The report also revealed how a prostitute’s caution can prevent people securing housing. One woman explained: “I was lucky in that I already had a council house before I started working in prostitution and am still there. But if I moved to a different place, one of the questions on the forms is: “do you have a record?” If you declare it, they can withhold housing options, or put you in specially allocated areas, which would be places you didn’t want to live in. If you don’t declare, they can evict you because you’ve lied. It affects a lot of people.”

The cautions also have the power to prevent someone from entering the UK. The Home Office decides if a person is “undesirable to admit the person to the UK, based on their character, conduct, or associations because they pose a threat to UK society”.

In some cases, the cautions stop people travelling abroad. One women who participated in the research said: “One of my relatives is in America. I couldn’t go as they need a background check for the visa. There are so many things I can’t do.”

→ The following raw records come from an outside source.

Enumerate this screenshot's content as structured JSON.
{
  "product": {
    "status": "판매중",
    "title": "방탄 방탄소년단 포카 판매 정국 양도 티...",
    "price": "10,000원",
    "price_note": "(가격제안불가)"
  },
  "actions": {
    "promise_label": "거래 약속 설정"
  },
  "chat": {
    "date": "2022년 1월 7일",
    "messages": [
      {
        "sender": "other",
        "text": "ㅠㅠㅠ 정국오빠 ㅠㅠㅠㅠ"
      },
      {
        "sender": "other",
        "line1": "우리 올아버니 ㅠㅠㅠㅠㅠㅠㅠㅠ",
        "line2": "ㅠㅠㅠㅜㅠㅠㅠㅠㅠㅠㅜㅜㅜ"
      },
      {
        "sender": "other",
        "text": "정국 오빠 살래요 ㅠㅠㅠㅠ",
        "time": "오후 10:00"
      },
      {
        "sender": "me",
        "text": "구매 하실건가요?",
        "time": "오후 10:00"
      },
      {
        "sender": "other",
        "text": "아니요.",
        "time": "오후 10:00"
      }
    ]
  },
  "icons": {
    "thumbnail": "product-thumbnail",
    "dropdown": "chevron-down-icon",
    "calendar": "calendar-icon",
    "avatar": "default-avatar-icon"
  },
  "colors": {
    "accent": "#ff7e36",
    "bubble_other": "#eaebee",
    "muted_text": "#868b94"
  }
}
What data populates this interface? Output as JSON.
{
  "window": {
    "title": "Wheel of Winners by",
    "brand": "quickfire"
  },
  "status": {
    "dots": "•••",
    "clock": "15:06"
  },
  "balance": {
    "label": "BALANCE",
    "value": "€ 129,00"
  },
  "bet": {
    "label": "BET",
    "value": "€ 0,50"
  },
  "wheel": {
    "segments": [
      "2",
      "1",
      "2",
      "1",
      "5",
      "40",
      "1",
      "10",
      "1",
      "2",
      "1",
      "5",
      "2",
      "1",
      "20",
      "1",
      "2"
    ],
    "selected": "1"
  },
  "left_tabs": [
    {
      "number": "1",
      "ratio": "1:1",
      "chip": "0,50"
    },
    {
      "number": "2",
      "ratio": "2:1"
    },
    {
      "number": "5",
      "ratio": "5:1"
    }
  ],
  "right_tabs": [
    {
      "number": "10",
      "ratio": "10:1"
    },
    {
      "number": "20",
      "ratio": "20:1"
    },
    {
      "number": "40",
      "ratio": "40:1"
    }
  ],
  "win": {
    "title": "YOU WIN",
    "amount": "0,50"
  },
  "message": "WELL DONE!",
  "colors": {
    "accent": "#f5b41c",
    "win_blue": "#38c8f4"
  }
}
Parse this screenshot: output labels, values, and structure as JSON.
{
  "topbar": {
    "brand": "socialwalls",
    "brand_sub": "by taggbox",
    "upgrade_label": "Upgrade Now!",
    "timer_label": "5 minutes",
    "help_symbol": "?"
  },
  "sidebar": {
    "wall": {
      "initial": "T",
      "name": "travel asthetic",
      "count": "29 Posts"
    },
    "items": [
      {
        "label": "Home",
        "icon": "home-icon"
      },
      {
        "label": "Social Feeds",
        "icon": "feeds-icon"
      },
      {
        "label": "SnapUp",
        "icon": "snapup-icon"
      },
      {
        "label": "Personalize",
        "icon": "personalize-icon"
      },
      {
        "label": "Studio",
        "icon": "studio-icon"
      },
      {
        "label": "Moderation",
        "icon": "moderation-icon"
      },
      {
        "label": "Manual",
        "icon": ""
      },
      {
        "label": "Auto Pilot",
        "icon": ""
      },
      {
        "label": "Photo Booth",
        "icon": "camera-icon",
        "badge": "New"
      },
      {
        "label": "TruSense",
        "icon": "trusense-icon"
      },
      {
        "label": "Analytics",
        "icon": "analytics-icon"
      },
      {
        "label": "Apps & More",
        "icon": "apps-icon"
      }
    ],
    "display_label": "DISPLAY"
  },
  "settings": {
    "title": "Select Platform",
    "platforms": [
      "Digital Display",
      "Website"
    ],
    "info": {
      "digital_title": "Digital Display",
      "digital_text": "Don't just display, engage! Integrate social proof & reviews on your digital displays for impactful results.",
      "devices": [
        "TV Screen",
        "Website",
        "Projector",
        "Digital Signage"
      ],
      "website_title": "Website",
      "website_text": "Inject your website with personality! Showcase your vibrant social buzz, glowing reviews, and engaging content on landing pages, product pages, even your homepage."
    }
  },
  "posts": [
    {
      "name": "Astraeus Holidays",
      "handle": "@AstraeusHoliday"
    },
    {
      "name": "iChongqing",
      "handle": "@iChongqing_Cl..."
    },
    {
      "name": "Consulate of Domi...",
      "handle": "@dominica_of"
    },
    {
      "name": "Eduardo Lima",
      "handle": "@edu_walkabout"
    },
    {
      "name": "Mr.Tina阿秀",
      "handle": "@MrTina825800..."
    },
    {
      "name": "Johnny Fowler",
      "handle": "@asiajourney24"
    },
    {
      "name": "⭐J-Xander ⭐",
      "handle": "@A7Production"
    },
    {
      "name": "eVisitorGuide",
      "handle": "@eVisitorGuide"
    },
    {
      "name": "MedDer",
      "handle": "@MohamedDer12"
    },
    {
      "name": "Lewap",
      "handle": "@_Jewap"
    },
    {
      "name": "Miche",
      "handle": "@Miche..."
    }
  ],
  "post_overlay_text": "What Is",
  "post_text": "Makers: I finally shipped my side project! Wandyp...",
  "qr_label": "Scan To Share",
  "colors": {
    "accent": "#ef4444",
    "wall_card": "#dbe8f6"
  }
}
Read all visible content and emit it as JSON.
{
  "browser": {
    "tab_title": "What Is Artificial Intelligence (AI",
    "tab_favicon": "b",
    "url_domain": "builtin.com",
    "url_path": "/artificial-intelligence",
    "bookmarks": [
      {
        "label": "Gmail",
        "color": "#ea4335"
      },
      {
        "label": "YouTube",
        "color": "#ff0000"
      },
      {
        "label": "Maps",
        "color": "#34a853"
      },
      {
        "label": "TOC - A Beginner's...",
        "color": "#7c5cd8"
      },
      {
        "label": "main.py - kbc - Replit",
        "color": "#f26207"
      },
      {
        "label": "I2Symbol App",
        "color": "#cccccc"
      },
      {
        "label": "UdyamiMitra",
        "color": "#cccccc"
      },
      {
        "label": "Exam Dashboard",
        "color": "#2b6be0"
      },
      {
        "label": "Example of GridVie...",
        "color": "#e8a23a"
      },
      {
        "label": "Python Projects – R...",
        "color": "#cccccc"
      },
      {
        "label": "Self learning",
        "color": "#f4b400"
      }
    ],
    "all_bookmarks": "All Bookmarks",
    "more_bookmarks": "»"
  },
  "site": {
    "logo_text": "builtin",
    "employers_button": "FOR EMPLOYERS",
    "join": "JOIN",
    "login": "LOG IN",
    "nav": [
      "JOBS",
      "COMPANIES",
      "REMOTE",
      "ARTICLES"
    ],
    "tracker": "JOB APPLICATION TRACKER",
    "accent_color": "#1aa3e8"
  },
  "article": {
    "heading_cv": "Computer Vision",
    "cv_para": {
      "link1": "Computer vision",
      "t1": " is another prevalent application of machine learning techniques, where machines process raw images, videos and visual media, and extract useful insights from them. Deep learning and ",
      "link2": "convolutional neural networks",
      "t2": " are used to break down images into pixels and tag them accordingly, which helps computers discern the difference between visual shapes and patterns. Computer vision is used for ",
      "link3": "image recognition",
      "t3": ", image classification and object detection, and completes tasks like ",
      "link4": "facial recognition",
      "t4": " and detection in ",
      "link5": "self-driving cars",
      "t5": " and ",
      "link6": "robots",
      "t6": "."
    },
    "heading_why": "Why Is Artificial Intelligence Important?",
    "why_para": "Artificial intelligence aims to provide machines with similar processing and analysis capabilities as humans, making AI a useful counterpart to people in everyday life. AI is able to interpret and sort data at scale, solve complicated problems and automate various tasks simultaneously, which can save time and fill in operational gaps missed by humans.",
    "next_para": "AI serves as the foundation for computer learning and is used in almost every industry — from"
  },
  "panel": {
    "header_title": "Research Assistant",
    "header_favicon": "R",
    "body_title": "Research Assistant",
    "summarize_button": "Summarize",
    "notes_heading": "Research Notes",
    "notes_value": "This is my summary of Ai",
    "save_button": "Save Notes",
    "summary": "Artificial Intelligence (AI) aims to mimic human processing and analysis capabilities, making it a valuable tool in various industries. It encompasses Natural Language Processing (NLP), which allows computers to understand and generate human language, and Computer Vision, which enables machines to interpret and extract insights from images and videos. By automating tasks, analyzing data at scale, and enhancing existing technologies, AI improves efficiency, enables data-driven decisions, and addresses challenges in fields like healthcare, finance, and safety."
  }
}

Prostitutes cautions and/or convictions can also lead to deportation. The ECP reported of one particular police operation in which a Romanian woman was arrested multiple times over a very short period and as a result she got six convictions for loitering and soliciting. She was given a letter saying she was a “persistent offender” whose presence in the UK was deemed “undesirable”.

Police cautions, which are typically issued for minor crimes, are filtered out from someone’s record after six years and do not need to be disclosed to employers, but a prostitute’s caution will show up on a sex worker’s enhanced DBS check until they are 100-years-old.

Despite recent proposed amendments to the Crime and Policing Bill to try and combat the issues a ‘prostitutes caution’ gives women. Women’s Grid found that these changes still did not enable the removal of criminal records for “loitering or soliciting for purposes of prostitution”.